Variations in demography and prognosis by colon cancer location.

AIM: Tumours of the right and left colon are suggested to be different entities with different prognosis. The aim was to explore differences related to the location of a colonic tumour. PATIENTS AND METHODS: A single-centre retrospective analysis of all patients treated for colon cancer during 1999-2008 (n=1558) was carried out. Assessed data included demography, pathology and survival by cancer location, with left colon also sub-divided into left and sigmoid colon. RESULTS: Right colon carcinoma was associated with female gender, higher age and poor grade of differentiation; left colon carcinoma had characteristics of worse stages and requiring emergency surgery. Sigmoid tumours were of better grade and stage. Survival was related the staging, which varied with location. Right colon carcinoma conferred a worse overall survival (OS) (p<0.037) but not cancer-specific survival (CSS) or disease-free survival compared to the entire left colon, whilst sigmoid tumours conferred a better OS and CSS (p<0.001) when the left colon was sub-divided. CONCLUSION: There are differences in demography and pathology related to the location of colon cancer. Sigmoid location carries the best prognosis.
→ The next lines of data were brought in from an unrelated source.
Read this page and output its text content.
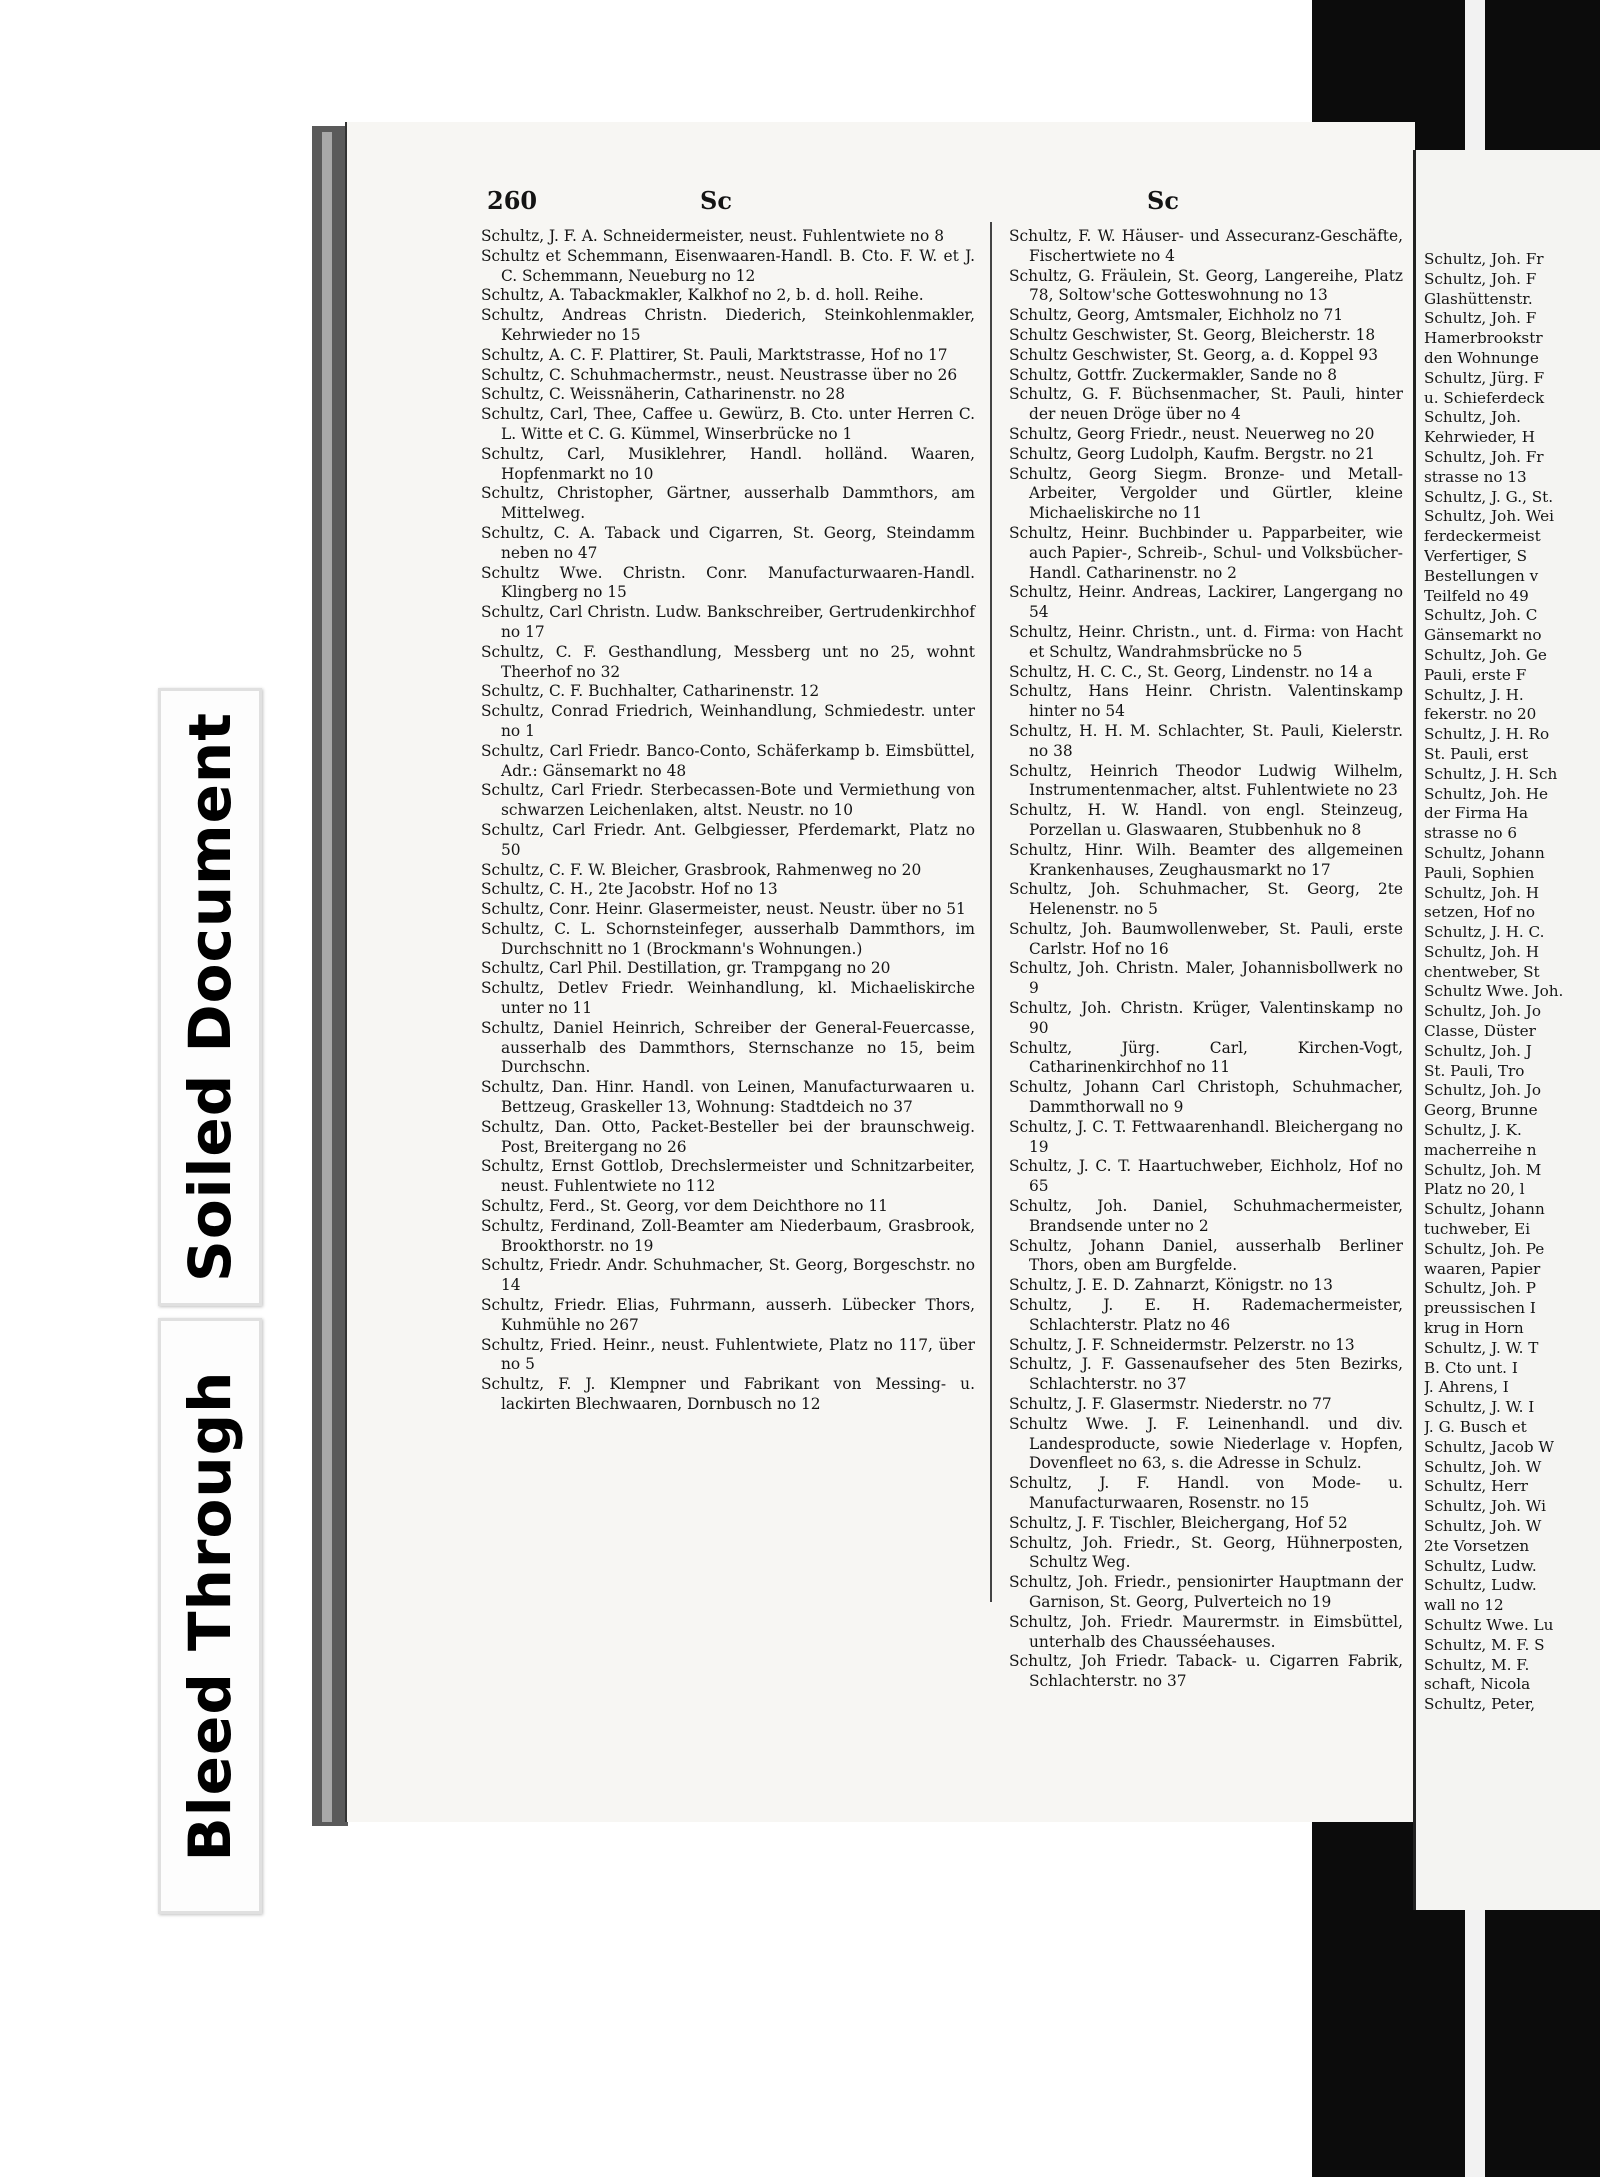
Soiled Document
Bleed Through
260	Sc	Sc
Schultz, J. F. A. Schneidermeister, neust. Fuhlentwiete no 8
Schultz et Schemmann, Eisenwaaren-Handl. B. Cto. F. W. et J. C. Schemmann, Neueburg no 12
Schultz, A. Tabackmakler, Kalkhof no 2, b. d. holl. Reihe.
Schultz, Andreas Christn. Diederich, Steinkohlenmakler, Kehrwieder no 15
Schultz, A. C. F. Plattirer, St. Pauli, Marktstrasse, Hof no 17
Schultz, C. Schuhmachermstr., neust. Neustrasse über no 26
Schultz, C. Weissnäherin, Catharinenstr. no 28
Schultz, Carl, Thee, Caffee u. Gewürz, B. Cto. unter Herren C. L. Witte et C. G. Kümmel, Winserbrücke no 1
Schultz, Carl, Musiklehrer, Handl. holländ. Waaren, Hopfenmarkt no 10
Schultz, Christopher, Gärtner, ausserhalb Dammthors, am Mittelweg.
Schultz, C. A. Taback und Cigarren, St. Georg, Steindamm neben no 47
Schultz Wwe. Christn. Conr. Manufacturwaaren-Handl. Klingberg no 15
Schultz, Carl Christn. Ludw. Bankschreiber, Gertrudenkirchhof no 17
Schultz, C. F. Gesthandlung, Messberg unt no 25, wohnt Theerhof no 32
Schultz, C. F. Buchhalter, Catharinenstr. 12
Schultz, Conrad Friedrich, Weinhandlung, Schmiedestr. unter no 1
Schultz, Carl Friedr. Banco-Conto, Schäferkamp b. Eimsbüttel, Adr.: Gänsemarkt no 48
Schultz, Carl Friedr. Sterbecassen-Bote und Vermiethung von schwarzen Leichenlaken, altst. Neustr. no 10
Schultz, Carl Friedr. Ant. Gelbgiesser, Pferdemarkt, Platz no 50
Schultz, C. F. W. Bleicher, Grasbrook, Rahmenweg no 20
Schultz, C. H., 2te Jacobstr. Hof no 13
Schultz, Conr. Heinr. Glasermeister, neust. Neustr. über no 51
Schultz, C. L. Schornsteinfeger, ausserhalb Dammthors, im Durchschnitt no 1 (Brockmann's Wohnungen.)
Schultz, Carl Phil. Destillation, gr. Trampgang no 20
Schultz, Detlev Friedr. Weinhandlung, kl. Michaeliskirche unter no 11
Schultz, Daniel Heinrich, Schreiber der General-Feuercasse, ausserhalb des Dammthors, Sternschanze no 15, beim Durchschn.
Schultz, Dan. Hinr. Handl. von Leinen, Manufacturwaaren u. Bettzeug, Graskeller 13, Wohnung: Stadtdeich no 37
Schultz, Dan. Otto, Packet-Besteller bei der braunschweig. Post, Breitergang no 26
Schultz, Ernst Gottlob, Drechslermeister und Schnitzarbeiter, neust. Fuhlentwiete no 112
Schultz, Ferd., St. Georg, vor dem Deichthore no 11
Schultz, Ferdinand, Zoll-Beamter am Niederbaum, Grasbrook, Brookthorstr. no 19
Schultz, Friedr. Andr. Schuhmacher, St. Georg, Borgeschstr. no 14
Schultz, Friedr. Elias, Fuhrmann, ausserh. Lübecker Thors, Kuhmühle no 267
Schultz, Fried. Heinr., neust. Fuhlentwiete, Platz no 117, über no 5
Schultz, F. J. Klempner und Fabrikant von Messing- u. lackirten Blechwaaren, Dornbusch no 12
Schultz, F. W. Häuser- und Assecuranz-Geschäfte, Fischertwiete no 4
Schultz, G. Fräulein, St. Georg, Langereihe, Platz 78, Soltow'sche Gotteswohnung no 13
Schultz, Georg, Amtsmaler, Eichholz no 71
Schultz Geschwister, St. Georg, Bleicherstr. 18
Schultz Geschwister, St. Georg, a. d. Koppel 93
Schultz, Gottfr. Zuckermakler, Sande no 8
Schultz, G. F. Büchsenmacher, St. Pauli, hinter der neuen Dröge über no 4
Schultz, Georg Friedr., neust. Neuerweg no 20
Schultz, Georg Ludolph, Kaufm. Bergstr. no 21
Schultz, Georg Siegm. Bronze- und Metall-Arbeiter, Vergolder und Gürtler, kleine Michaeliskirche no 11
Schultz, Heinr. Buchbinder u. Papparbeiter, wie auch Papier-, Schreib-, Schul- und Volksbücher-Handl. Catharinenstr. no 2
Schultz, Heinr. Andreas, Lackirer, Langergang no 54
Schultz, Heinr. Christn., unt. d. Firma: von Hacht et Schultz, Wandrahmsbrücke no 5
Schultz, H. C. C., St. Georg, Lindenstr. no 14 a
Schultz, Hans Heinr. Christn. Valentinskamp hinter no 54
Schultz, H. H. M. Schlachter, St. Pauli, Kielerstr. no 38
Schultz, Heinrich Theodor Ludwig Wilhelm, Instrumentenmacher, altst. Fuhlentwiete no 23
Schultz, H. W. Handl. von engl. Steinzeug, Porzellan u. Glaswaaren, Stubbenhuk no 8
Schultz, Hinr. Wilh. Beamter des allgemeinen Krankenhauses, Zeughausmarkt no 17
Schultz, Joh. Schuhmacher, St. Georg, 2te Helenenstr. no 5
Schultz, Joh. Baumwollenweber, St. Pauli, erste Carlstr. Hof no 16
Schultz, Joh. Christn. Maler, Johannisbollwerk no 9
Schultz, Joh. Christn. Krüger, Valentinskamp no 90
Schultz, Jürg. Carl, Kirchen-Vogt, Catharinenkirchhof no 11
Schultz, Johann Carl Christoph, Schuhmacher, Dammthorwall no 9
Schultz, J. C. T. Fettwaarenhandl. Bleichergang no 19
Schultz, J. C. T. Haartuchweber, Eichholz, Hof no 65
Schultz, Joh. Daniel, Schuhmachermeister, Brandsende unter no 2
Schultz, Johann Daniel, ausserhalb Berliner Thors, oben am Burgfelde.
Schultz, J. E. D. Zahnarzt, Königstr. no 13
Schultz, J. E. H. Rademachermeister, Schlachterstr. Platz no 46
Schultz, J. F. Schneidermstr. Pelzerstr. no 13
Schultz, J. F. Gassenaufseher des 5ten Bezirks, Schlachterstr. no 37
Schultz, J. F. Glasermstr. Niederstr. no 77
Schultz Wwe. J. F. Leinenhandl. und div. Landesproducte, sowie Niederlage v. Hopfen, Dovenfleet no 63, s. die Adresse in Schulz.
Schultz, J. F. Handl. von Mode- u. Manufacturwaaren, Rosenstr. no 15
Schultz, J. F. Tischler, Bleichergang, Hof 52
Schultz, Joh. Friedr., St. Georg, Hühnerposten, Schultz Weg.
Schultz, Joh. Friedr., pensionirter Hauptmann der Garnison, St. Georg, Pulverteich no 19
Schultz, Joh. Friedr. Maurermstr. in Eimsbüttel, unterhalb des Chausséehauses.
Schultz, Joh Friedr. Taback- u. Cigarren Fabrik, Schlachterstr. no 37
Schultz, Joh. Fr
Schultz, Joh. F
Glashüttenstr.
Schultz, Joh. F
Hamerbrookstr
den Wohnunge
Schultz, Jürg. F
u. Schieferdeck
Schultz, Joh.
Kehrwieder, H
Schultz, Joh. Fr
strasse no 13
Schultz, J. G., St.
Schultz, Joh. Wei
ferdeckermeist
Verfertiger, S
Bestellungen v
Teilfeld no 49
Schultz, Joh. C
Gänsemarkt no
Schultz, Joh. Ge
Pauli, erste F
Schultz, J. H.
fekerstr. no 20
Schultz, J. H. Ro
St. Pauli, erst
Schultz, J. H. Sch
Schultz, Joh. He
der Firma Ha
strasse no 6
Schultz, Johann
Pauli, Sophien
Schultz, Joh. H
setzen, Hof no
Schultz, J. H. C.
Schultz, Joh. H
chentweber, St
Schultz Wwe. Joh.
Schultz, Joh. Jo
Classe, Düster
Schultz, Joh. J
St. Pauli, Tro
Schultz, Joh. Jo
Georg, Brunne
Schultz, J. K.
macherreihe n
Schultz, Joh. M
Platz no 20, l
Schultz, Johann
tuchweber, Ei
Schultz, Joh. Pe
waaren, Papier
Schultz, Joh. P
preussischen I
krug in Horn
Schultz, J. W. T
B. Cto unt. I
J. Ahrens, I
Schultz, J. W. I
J. G. Busch et
Schultz, Jacob W
Schultz, Joh. W
Schultz, Herr
Schultz, Joh. Wi
Schultz, Joh. W
2te Vorsetzen
Schultz, Ludw.
Schultz, Ludw.
wall no 12
Schultz Wwe. Lu
Schultz, M. F. S
Schultz, M. F.
schaft, Nicola
Schultz, Peter,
Age aspects of demography, pathology and survival assessment in colorectal cancer.

AIM: The aim of this study was to assess how age is related to differences in stage, tumour differentiation and treatment in colorectal cancer. PATIENTS AND METHODS: A retrospective study in a consecutive series of colorectal cancer patients (n = 2220) where age was related to demography, stage, tumour characteristics, treatment and outcome (OS/CSS) both as a continuous variable and grouped by high/low 10th percentiles, as young/old groups, with a third median reference group. RESULTS: Young patients had more advanced cancer stages (p = 0.012), higher N-status (p = 0.011) and more frequent T4/G4 tumours. Old patients had higher postoperative mortality and were less likely to receive chemotherapy. The proportion of cancer-related deaths was stage-dependent and decreased with age. CONCLUSION: Cancer stage, tumour characteristics, treatment and outcome can vary with age in colorectal cancer. The increasing proportion of non-cancer deaths at a higher age can affect the use of overall survival as an outcome parameter, which may be of importance in evaluating clinical and translational research.